Michael Edwards, Exclaim!- “HONORS is an album that doesn’t have to try hard. It gets by on its ample charm and songs that are hardly obvious, yet creep up slowly on the listener. This is very good stuff.”

David Greenberger, Metroland“The lyrics are rich with observations, metaphors and introspection, often in slivered and resonant phrases. The whole may make itself apparent later, but at first blush it’s like the facets of a diamond, each one sparkling and reflecting. …The album’s closing title track is a tour de force of anthemic bearing wedded to campfire sing-along.”

Marty Sartini Garner, FILTER“HONORS is a major set of big-time bedroom pop, grand enough to matter and particular enough to find meaning in the quotidian.”

Tris McCall, Newark Star Ledger“On ‘HONORS’ and ‘Adult VaCa,’ they sing intervals that aren’t ordinarily heard in pop music, and they do it so sweetly and with so much charm and confidence that they full justify comparisons to Eric Matthews and Magnetic Fields.”

Amanda Petrusich, Pitchfork“. . . impeccably recorded, tender, balanced, and gorgeously organic.”
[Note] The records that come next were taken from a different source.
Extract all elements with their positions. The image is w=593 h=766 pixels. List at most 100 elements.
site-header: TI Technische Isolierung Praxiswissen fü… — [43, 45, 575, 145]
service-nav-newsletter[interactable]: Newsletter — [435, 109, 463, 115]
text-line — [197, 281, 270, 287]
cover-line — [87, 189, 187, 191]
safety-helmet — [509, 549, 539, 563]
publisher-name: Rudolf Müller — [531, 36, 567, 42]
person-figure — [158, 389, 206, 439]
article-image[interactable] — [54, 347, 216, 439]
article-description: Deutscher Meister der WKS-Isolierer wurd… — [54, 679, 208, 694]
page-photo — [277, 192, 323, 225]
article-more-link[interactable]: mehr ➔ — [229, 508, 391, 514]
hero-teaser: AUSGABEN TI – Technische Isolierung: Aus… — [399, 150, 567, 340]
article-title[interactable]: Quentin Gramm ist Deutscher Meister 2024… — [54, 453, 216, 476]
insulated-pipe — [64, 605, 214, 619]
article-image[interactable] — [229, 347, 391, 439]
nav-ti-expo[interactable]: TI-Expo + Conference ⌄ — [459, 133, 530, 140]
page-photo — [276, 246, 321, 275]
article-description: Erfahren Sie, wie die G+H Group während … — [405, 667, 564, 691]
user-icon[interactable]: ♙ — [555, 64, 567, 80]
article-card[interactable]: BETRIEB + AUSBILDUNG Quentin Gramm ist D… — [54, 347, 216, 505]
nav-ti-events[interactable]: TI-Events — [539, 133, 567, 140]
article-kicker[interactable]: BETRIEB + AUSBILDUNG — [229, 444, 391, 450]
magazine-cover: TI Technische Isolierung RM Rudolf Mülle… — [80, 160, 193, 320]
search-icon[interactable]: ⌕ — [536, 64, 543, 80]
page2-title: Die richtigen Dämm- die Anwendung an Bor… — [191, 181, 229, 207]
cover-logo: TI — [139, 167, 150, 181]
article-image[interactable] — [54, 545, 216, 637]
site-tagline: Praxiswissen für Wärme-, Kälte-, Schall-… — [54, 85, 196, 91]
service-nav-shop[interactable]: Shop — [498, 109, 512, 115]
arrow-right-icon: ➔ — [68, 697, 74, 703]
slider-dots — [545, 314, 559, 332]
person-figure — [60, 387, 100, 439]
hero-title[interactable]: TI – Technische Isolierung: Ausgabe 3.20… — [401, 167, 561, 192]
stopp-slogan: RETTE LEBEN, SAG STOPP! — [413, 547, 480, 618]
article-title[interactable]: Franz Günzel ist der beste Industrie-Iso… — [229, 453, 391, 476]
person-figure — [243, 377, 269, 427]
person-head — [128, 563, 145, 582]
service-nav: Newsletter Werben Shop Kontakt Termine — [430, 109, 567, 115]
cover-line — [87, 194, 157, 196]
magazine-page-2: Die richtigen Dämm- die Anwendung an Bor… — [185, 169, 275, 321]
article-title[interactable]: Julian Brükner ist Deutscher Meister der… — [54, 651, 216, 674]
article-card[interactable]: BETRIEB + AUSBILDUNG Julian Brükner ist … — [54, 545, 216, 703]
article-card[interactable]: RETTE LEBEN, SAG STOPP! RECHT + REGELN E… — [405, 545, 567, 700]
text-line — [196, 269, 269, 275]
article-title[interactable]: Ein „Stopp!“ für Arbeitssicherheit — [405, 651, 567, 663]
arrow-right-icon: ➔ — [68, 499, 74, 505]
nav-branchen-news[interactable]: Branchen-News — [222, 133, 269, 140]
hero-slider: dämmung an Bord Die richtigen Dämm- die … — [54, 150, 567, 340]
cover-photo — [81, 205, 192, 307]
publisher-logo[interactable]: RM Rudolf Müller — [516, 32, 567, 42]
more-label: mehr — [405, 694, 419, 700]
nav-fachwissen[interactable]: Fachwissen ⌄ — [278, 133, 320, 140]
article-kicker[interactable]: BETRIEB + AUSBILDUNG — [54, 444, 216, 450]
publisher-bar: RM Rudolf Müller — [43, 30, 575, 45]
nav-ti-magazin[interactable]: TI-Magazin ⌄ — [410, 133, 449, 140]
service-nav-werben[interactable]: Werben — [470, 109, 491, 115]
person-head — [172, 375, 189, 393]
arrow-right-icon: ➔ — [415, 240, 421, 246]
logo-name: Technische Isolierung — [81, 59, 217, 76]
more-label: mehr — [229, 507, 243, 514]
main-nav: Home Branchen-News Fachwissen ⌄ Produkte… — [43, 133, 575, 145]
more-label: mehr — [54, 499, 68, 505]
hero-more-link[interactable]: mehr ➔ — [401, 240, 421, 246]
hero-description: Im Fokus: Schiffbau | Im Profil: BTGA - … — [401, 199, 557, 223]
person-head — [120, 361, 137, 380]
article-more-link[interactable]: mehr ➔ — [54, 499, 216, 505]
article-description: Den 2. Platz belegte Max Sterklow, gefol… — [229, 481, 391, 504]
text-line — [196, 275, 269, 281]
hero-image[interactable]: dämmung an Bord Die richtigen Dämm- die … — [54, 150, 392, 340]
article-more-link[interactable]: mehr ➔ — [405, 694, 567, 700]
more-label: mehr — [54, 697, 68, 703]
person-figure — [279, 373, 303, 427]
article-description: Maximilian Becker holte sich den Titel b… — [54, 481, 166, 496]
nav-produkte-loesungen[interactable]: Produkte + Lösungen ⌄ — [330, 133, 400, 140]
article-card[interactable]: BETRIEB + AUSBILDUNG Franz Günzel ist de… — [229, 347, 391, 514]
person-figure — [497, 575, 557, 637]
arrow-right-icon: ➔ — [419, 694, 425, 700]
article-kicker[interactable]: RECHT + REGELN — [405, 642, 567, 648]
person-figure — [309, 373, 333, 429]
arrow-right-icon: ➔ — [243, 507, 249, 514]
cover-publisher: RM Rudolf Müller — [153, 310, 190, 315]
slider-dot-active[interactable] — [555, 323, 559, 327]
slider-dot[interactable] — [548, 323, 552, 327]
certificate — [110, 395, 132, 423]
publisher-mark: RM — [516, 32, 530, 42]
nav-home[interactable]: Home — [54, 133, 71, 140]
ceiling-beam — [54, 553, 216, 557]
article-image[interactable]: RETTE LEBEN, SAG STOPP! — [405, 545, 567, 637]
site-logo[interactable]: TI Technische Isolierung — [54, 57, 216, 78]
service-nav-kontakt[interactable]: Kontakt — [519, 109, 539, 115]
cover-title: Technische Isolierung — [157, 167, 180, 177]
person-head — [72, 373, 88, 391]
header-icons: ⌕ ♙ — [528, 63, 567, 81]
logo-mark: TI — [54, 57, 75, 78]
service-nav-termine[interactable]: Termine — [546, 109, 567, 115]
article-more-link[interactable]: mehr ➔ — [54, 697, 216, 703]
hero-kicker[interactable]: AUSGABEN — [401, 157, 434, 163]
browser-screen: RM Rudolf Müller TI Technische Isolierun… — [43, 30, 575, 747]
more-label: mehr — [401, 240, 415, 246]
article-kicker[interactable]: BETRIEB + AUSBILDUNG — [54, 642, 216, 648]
Matt Fink, Under The Radar“A largely indefinable mix of somber dream pop, wispy ballads, and laidback psych-pop, the debut of husband and wife duo Ben + Vesper is the intuitive sound of two musical misfits mapping their own internal world in song. . . the album retains a remarkably singular feel, with every melody bending when you least expect it and every arrangement unraveling by its own innate logic.”

Michael Metivier, PopMatters“Characters, stories, and events express modern joy and anxiety, calm and confusion in relevant and distinct ways. Too nuanced and complex for most one-word descriptors other than “music”, the Stampers’ tunes nonetheless have much to offer. All this could kill you, but it could also make you stronger.”

Kimberly Chun, Magnet Magazine“. . . music that ebbs and flows with the post-rock rhythms of the Sea and Cake, the sweet and low bossa narcotica of sleepy Brazilian psych/rock and the banjo pluck of forest folk. The Stampers’ lightly entwined vocals drift throughout like earthbound angels, Vesper’s delicately coloring Ben’s with an intimacy that his fellow baritones Stephin Merritt and Scott Walker might blush at, then envy.”

Wendy Roby, Drowned In Sound“And this brings us to [Sounds Familyre’s] latest bit of wonderful – a Ben + Vesper EP called LuvInIdleness, and though it is a terror to type it is heaven to listen to, with call-and-response vocals you find yourself singing along with before you quite meant to, as if they had you under some sort of choral spell. Also, Ben sure does have a touch of the Jonathan Richmans about him, and it really is heaven to hear a voice so clearly redolent of that sort of bass-addled cheekiness. Brilliant.”